Musing On the Fringes of Downtown
Woodpecker’s Muse expands artistic possibilities
by Suzi Steffen
Artwork by Jean Denis |
Half a block southwest of the Vintage stands an old house on Broadway, kitted out with Halloween trimmings. Profiled rats scurry across the house, spiderwebs encircle the porch and tombstones pop up in the front yard. One of the tombstones shows a list of Eugene galleries that have bit the dust in the past few years, including Opus VI, Fenario, La Follette and Ink Thirsty. A non-holiday-related sign for the Ultimate Hair Salon sits side by side with a sign for the reason behind all of the decorations: The Woodpecker’s Muse art gallery.
Why, with a tombstone for all of Eugene’s lost and gone places for viewing local art downtown, did gallery proprietors Carrie Burt, a fiber artist, and Doug Kacir, a fine woodworker, decide to open this space in May? Sitting in the middle of their current show of portraits by Eugene artist Jean Denis, they both laugh and roll their eyes. It’s not a new question, though the gallery has only been open since May, just after they moved into the house behind and above the business spaces.

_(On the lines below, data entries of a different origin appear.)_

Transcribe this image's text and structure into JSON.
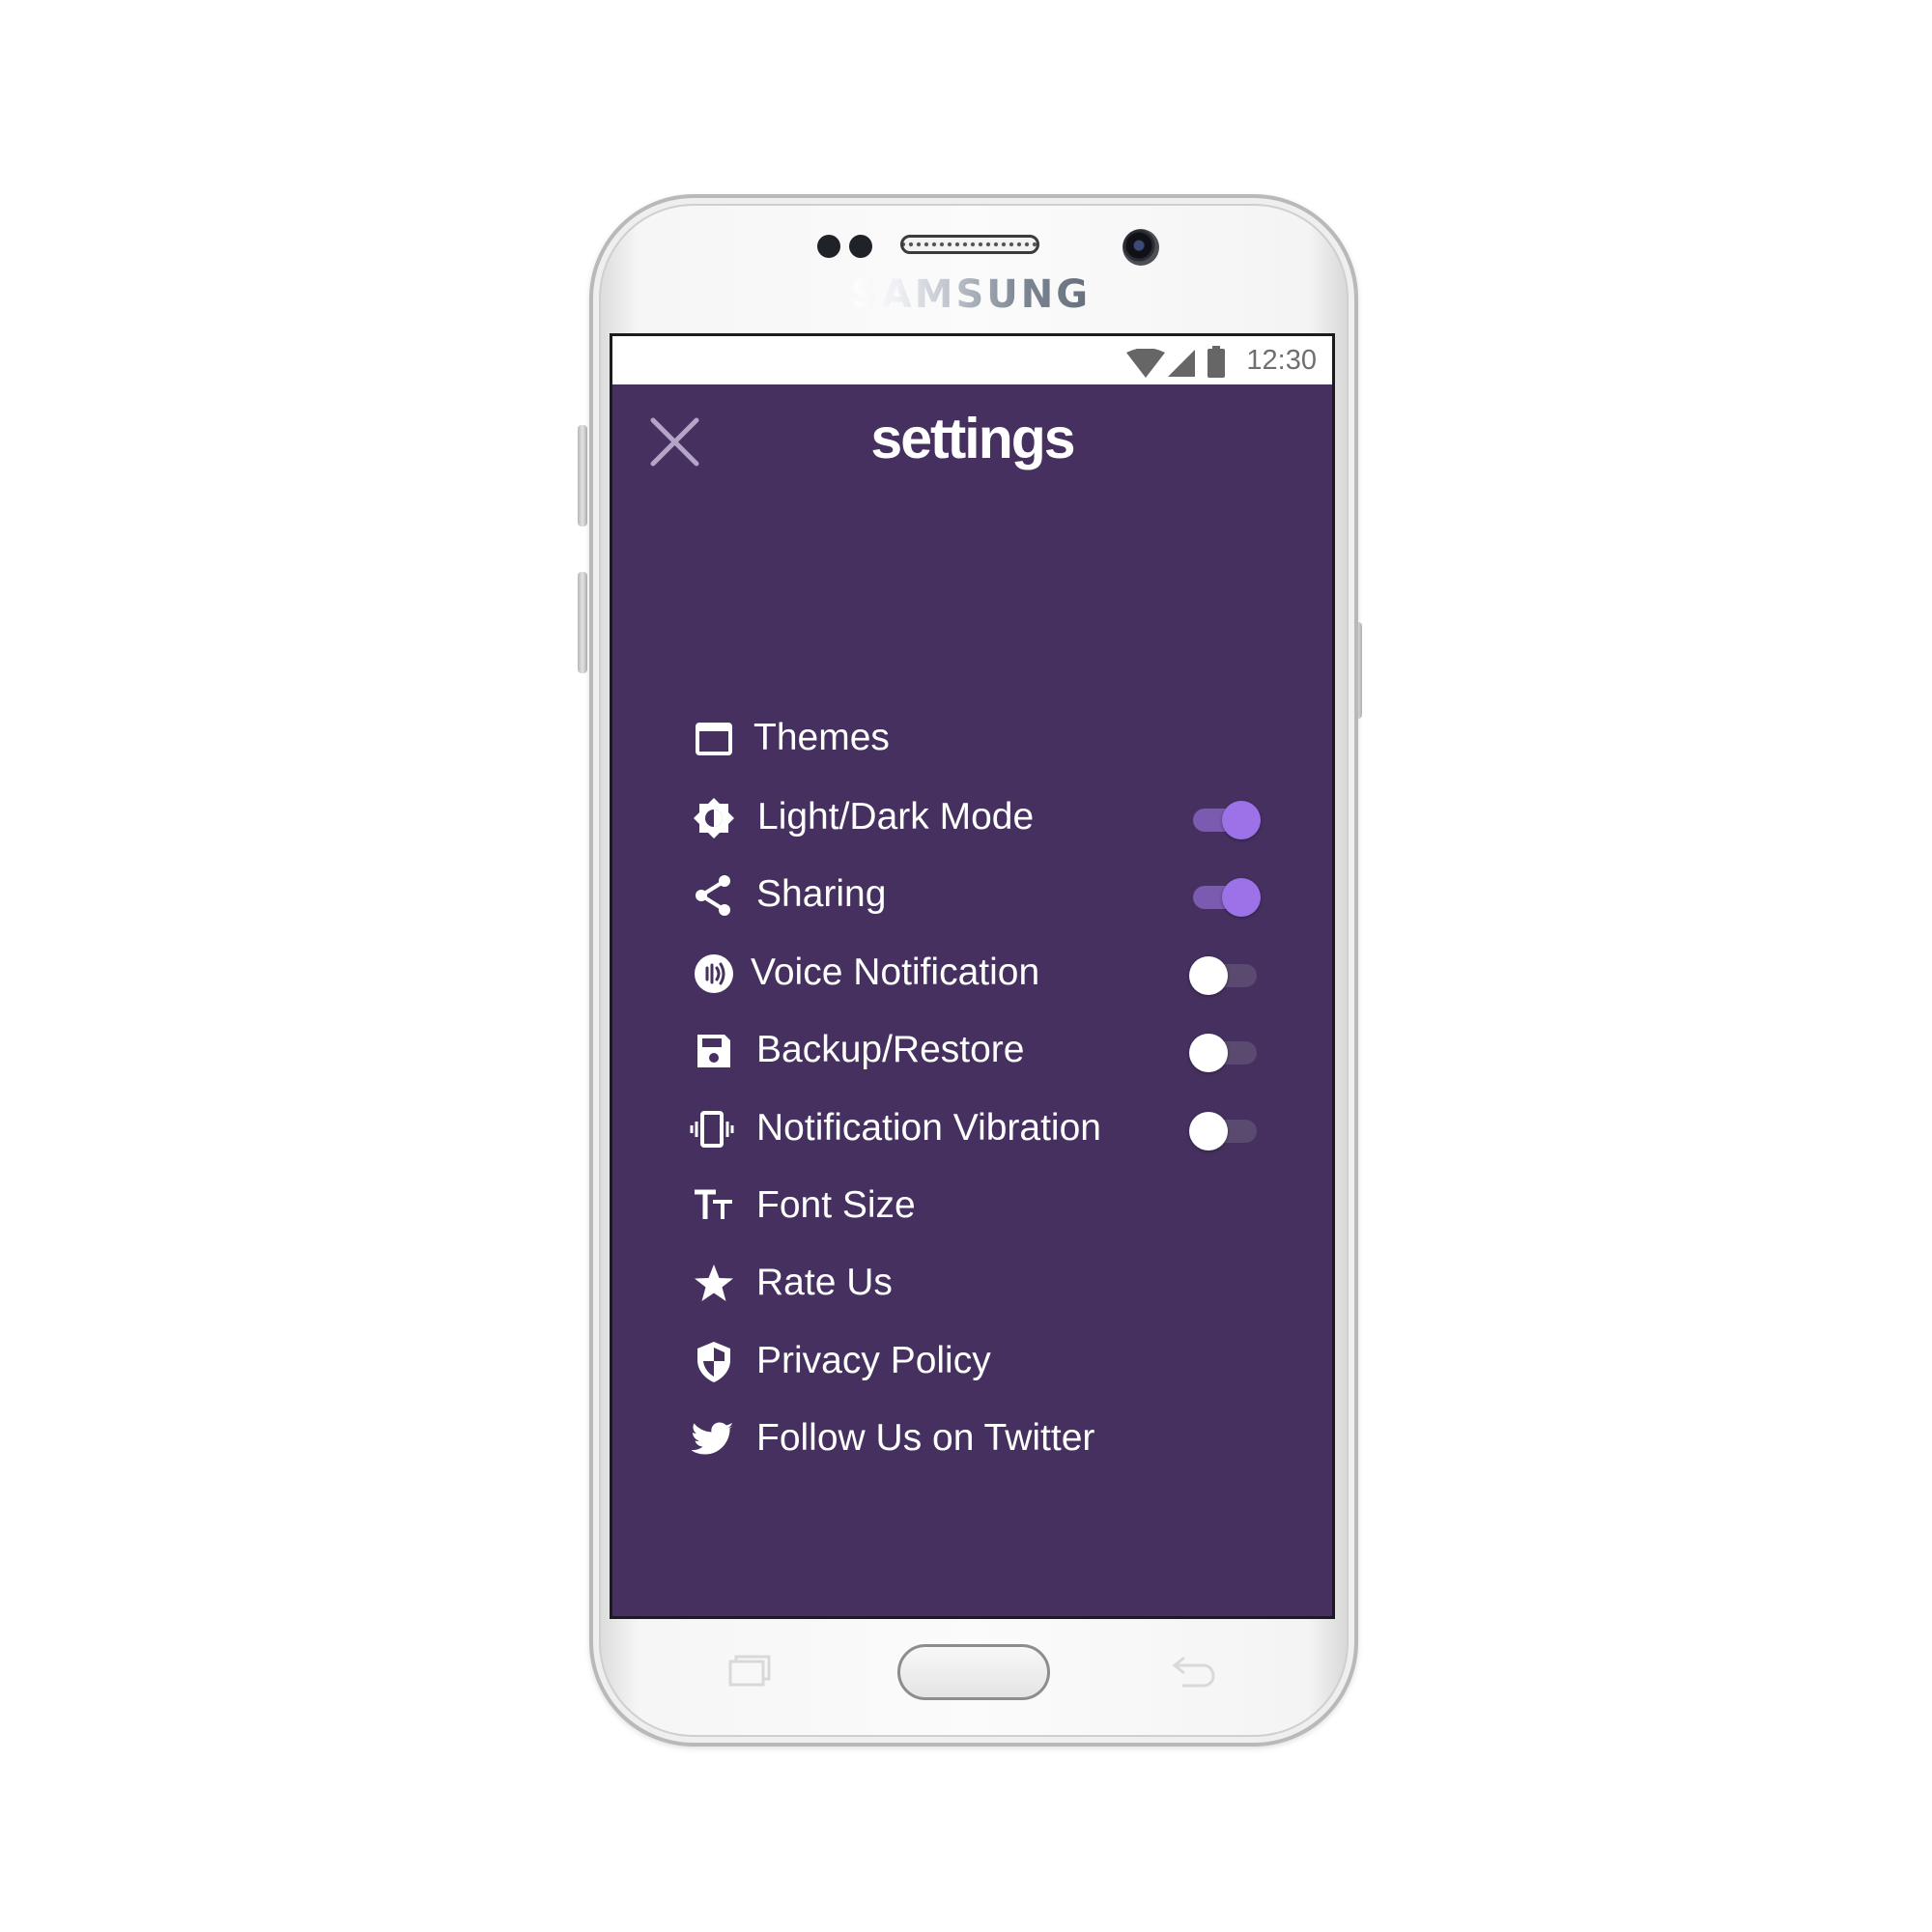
{
  "device": {
    "brand": "SAMSUNG"
  },
  "status_bar": {
    "time": "12:30",
    "icons": [
      "wifi-icon",
      "cell-signal-icon",
      "battery-icon"
    ]
  },
  "app_bar": {
    "title": "settings",
    "close_icon": "close-icon"
  },
  "theme_colors": {
    "background": "#45305f",
    "toggle_on": "#9d71e8",
    "toggle_off_thumb": "#ffffff",
    "text": "#ffffff"
  },
  "menu": {
    "items": [
      {
        "label": "Themes",
        "icon": "window-icon"
      },
      {
        "label": "Light/Dark Mode",
        "icon": "brightness-icon",
        "toggle": true
      },
      {
        "label": "Sharing",
        "icon": "share-icon",
        "toggle": true
      },
      {
        "label": "Voice Notification",
        "icon": "voice-icon",
        "toggle": false
      },
      {
        "label": "Backup/Restore",
        "icon": "save-icon",
        "toggle": false
      },
      {
        "label": "Notification Vibration",
        "icon": "vibration-icon",
        "toggle": false
      },
      {
        "label": "Font Size",
        "icon": "text-size-icon"
      },
      {
        "label": "Rate Us",
        "icon": "star-icon"
      },
      {
        "label": "Privacy Policy",
        "icon": "shield-icon"
      },
      {
        "label": "Follow Us on Twitter",
        "icon": "twitter-icon"
      }
    ]
  }
}
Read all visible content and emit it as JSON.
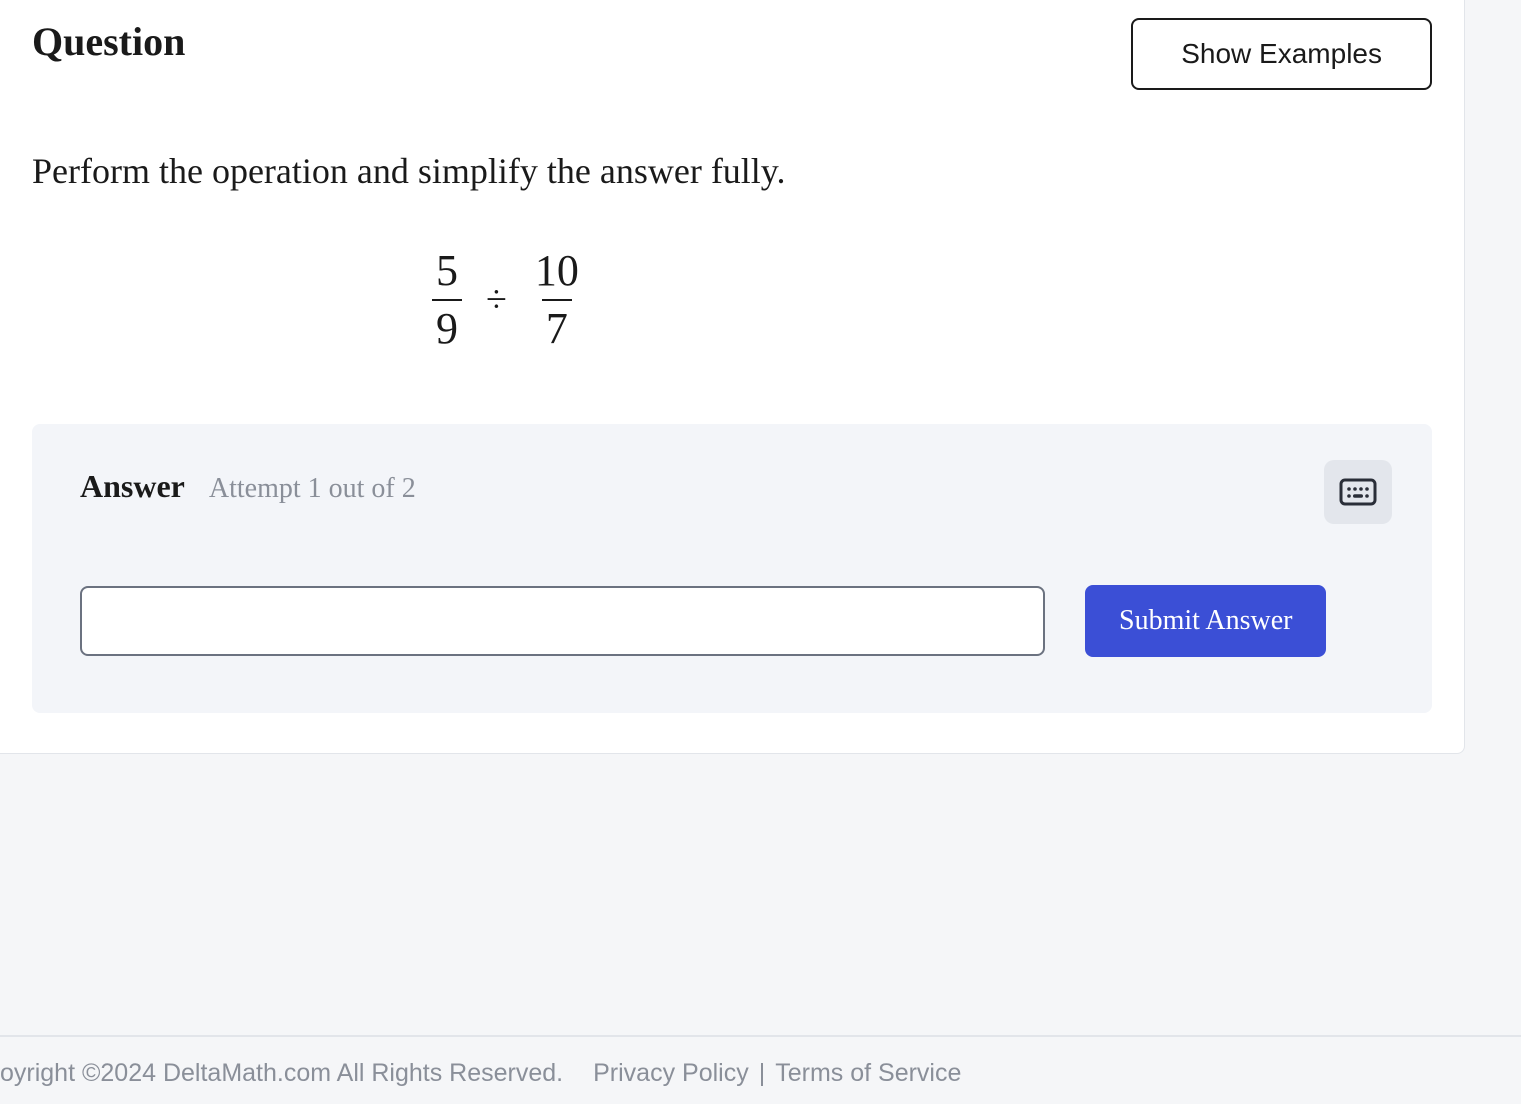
{
  "question": {
    "title": "Question",
    "show_examples_label": "Show Examples",
    "instruction": "Perform the operation and simplify the answer fully.",
    "expression": {
      "frac1_num": "5",
      "frac1_den": "9",
      "operator": "÷",
      "frac2_num": "10",
      "frac2_den": "7"
    }
  },
  "answer": {
    "label": "Answer",
    "attempt_text": "Attempt 1 out of 2",
    "input_value": "",
    "submit_label": "Submit Answer"
  },
  "footer": {
    "copyright": "oyright ©2024 DeltaMath.com All Rights Reserved.",
    "privacy": "Privacy Policy",
    "separator": "|",
    "terms": "Terms of Service"
  }
}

Burt and Kacir, like many others before them, left L.A. in search of a slightly different life and, in Burt’s case, to get out of the title insurance business after the market collapsed. Kacir earned a BFA in ceramics in the late ’70s, but he never pushed to become a ceramics artist; instead, needing to fund his life, he apprenticed as a carpenter and worked for many years in the field. His skills, Burt notes, have been quite helpful in prepping the gallery space, which was at first one large room and has now expanded into the hair salon as well. “They close the door if they’re doing a perm or something,” Burt says, “but otherwise it’s a way to extend the gallery.”
For the 12 artists who participated in a recent group exhibit, this means their work stays up for much longer than it otherwise would have, and it means that all of the people coming in to get their hair done sit in a space filled with art from the likes of Jud Turner, Victoria Woollen-Danner and others ranging from metalsmiths to photographers to paper artists.
Burt says The Woodpecker’s Muse is her work and essentially her life right now. She hasn’t had time to do much of her own stuff, but just behind a couple of the gallery’s doors, her sewing machine and works in progress attest to the possibilities when she can catch her breath and get a little time in the studio. Meanwhile, Kacir is working on remodeling a next-door house, so he can be at his nongallery work “by walking about 12 feet,” he says. The gallery’s not quite downtown, so it took some time to get it into the First Friday Art Walk rotation, and though Woodpecker’s Muse happily participates in the Last Friday Artwalk, most of the galleries on Last Friday lie in the Whiteaker.
The current show, “Faces: The Human Yearbook” by Jean Denis, contains untitled portraits of mostly Eugene-area people, with thoughtful/playful labels that viewers can switch around. Who’s the organic farmer, and who’s the biologist? The viewer decides. This show is up through the Nov. 4 First Friday (there’s also a reception during Last Friday on Oct. 29), after which Burt and Kacir start mounting the new exhibit of UO art student Sarah Revfem’s paintings.
“It’s tough to sell anything over $20” in Eugene right now, Burt says, but they’re both committed to providing space for Eugene artists anyway. Slightly off the beaten gallery path, the Woodpecker’s Muse won’t be on its tombstone anytime soon.